CONCORD -- Preparing students to meet California's 21st century workforce needs consumed the Contra Costa Economic Partnership's 2013 East Bay Business/Education Leadership Summit.

"It is not as important for business partners to understand how we are doing it," said Concord High School teacher Tom Towbridge, "But it is (most important) to the conversation to have an idea of what they are looking for so we can provide it."

Although the state leads the nation in creating new private sector jobs, adding 257,600 between December 2011 and December 2012, and a total of 556,500 since the recovery began in 2010, according to the California Employment Development Department, employers must look outside the state and too often the country for workers with the necessary skills to compete in the global economy.

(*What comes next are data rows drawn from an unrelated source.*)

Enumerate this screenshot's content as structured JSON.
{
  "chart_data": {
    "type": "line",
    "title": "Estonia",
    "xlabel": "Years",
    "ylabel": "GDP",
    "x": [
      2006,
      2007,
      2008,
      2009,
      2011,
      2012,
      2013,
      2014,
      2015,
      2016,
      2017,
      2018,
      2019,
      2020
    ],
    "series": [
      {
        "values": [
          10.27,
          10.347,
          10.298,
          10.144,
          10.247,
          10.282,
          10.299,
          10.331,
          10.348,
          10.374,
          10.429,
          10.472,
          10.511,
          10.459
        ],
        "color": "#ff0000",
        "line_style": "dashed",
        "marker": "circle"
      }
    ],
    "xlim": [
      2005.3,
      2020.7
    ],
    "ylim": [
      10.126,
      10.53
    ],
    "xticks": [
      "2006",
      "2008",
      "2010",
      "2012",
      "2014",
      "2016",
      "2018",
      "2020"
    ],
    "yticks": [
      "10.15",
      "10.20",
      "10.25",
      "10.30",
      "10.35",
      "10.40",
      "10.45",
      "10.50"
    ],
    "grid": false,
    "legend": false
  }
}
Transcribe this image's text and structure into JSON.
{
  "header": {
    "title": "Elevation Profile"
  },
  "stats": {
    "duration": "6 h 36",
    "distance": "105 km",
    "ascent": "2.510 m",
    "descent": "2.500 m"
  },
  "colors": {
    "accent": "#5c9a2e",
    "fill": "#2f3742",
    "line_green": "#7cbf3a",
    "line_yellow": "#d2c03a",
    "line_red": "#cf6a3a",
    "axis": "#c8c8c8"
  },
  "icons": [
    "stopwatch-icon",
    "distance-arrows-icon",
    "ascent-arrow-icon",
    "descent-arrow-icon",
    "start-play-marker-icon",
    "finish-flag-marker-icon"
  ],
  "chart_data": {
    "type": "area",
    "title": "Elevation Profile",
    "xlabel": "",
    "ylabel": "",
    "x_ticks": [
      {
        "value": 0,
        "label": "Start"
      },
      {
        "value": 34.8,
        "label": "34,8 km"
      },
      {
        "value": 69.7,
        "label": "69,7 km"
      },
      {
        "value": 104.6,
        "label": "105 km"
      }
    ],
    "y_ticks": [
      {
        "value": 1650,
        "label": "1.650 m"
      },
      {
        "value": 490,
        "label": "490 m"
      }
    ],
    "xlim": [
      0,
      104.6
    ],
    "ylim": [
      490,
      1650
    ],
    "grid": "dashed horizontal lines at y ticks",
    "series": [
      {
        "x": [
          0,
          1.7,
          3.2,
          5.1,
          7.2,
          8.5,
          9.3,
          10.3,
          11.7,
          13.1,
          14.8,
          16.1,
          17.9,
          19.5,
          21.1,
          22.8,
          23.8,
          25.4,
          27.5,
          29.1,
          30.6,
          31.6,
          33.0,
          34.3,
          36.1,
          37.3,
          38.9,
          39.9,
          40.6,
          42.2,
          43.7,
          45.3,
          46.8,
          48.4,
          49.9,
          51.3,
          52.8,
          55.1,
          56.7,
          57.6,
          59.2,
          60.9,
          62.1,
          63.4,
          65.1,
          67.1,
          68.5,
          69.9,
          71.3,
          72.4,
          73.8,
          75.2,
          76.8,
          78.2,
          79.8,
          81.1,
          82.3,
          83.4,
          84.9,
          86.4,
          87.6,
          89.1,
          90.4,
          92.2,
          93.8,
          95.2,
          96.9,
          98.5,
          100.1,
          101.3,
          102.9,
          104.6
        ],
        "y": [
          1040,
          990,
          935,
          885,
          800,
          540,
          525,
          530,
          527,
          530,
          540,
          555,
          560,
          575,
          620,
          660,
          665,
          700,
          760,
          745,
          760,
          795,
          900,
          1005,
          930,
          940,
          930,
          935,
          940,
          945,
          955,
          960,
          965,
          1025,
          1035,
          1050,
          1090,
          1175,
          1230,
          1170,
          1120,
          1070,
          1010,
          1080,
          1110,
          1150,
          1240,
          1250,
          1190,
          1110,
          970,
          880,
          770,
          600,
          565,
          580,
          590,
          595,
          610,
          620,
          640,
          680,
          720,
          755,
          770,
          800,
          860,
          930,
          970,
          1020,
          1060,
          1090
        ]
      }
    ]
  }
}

"The reality is business has a vested interest in our students," said April Treece, director STEM Workforce Initiative, Contra Costa Economic Partnership. "Sometimes industry doesn't see that in our changing economy businesses are going to suffer if education isn't aligned (with their needs.)"

The Contra Costa Economic Partnership is a coalition of business, government and education leaders. Since about 2007 the CCEP has brought educators and business leaders as well as government together every year to partner in assuring that schools understand and are helping students meet the skills needed to enter and compete in the changing global economy.

Sponsors of the Feb. 27 event included industry leaders dedicated to partnering with educators: Chevron, San Pablo Economic Development Corporation, East Bay EDA, Contra Costa Council and Innovation Tri-Valley.

Both morning and afternoon discussions acknowledged that after years of raising students' scores on state-mandated tests, data showed those higher scores didn't translate to needed skills for getting jobs.

There is a "disconnect" between what is being taught and what the 21st century job market is demanding. That is the loud message industry and educators are trying to address.

The most successful programs are those developed to meet the 2006 federal law known as the Carl D. Perkins Career and Technical Education Improvement Act. These program objectives provide students with the academic and technical skills to succeed in various careers.

For at least 10 years, the Mt. Diablo Unified School District has partnered with industry to offer its students this industry-linked form of education through its "academies."

Of the MDUSD schools offering them, Mt. Diablo High School boasts six academies serving a diverse range of industries to prepare students for the many and varied jobs within those sectors, including information technology, biotechnology, and the hospitality industry.

"Industry partners are crucial to the functioning of academies," said Carol Mishler, a teacher in the Mt. Diablo High School Biotech Academy.

"They (industry leaders) are in control of the workforce that is coming to them in the future," said Sandy Johnson-Shaw, also a teacher in Mt. Diablo High School's Biotech Academy.

The two teachers applauded John Muir Medical Center for being a major partner with the school, but Johnson-Shaw said all businesses need to step up as partners whether they are a large corporation or a small business, as they are vital to creating a competitive workforce.

Johnson-Shaw said students need on-the-job-training that can be offered by internships or a first entry-level position. She said the academies turn out well-mannered, well-dressed, well-educated students who lack only the real-life work experience, which businesses can provide.

This year, at least 250 people -- a third representing businesses and two-thirds representing educators -- gathered at the event to hear two keynote speakers, Willard R. Daggett, president of the International Center for Leadership in Education, and Kish Rajan, Gov. Jerry Brown's appointee as the GO-Biz director.

GO-Biz is part of the California Business and Economic Department created as a single-point contact for economic development and job creation.

Daggett urged educators to embrace new technology, saying their refusal to do so is, and will further cripple the ability to educate today's students.

He lauded the gaming industry for its research into what makes the learning part of the brain tick, and he advised the schools to use what they had learned and invite them to the table.

He also said in response to a question that California's greatest challenge to education was holding the special interest groups at bay.

"California has more special interest groups putting pressure on education than any other state," Daggett said.

After encouraging business and educators to continue to work in unison, and saying his office is available to help with committed resources, Rajan used the podium to tell Texas Gov. Rick Perry that people like Larry Ellis and others build their businesses here "not because it is hard or not, but because they want to be part of something."

He added that some of the cumbersome regulations need to be more streamlined, but protecting the environment and the quality of life is part of what being in California is all about.

"If it's too hard, maybe not all should apply. When you are ready for California, we are ready for you," Rajan said.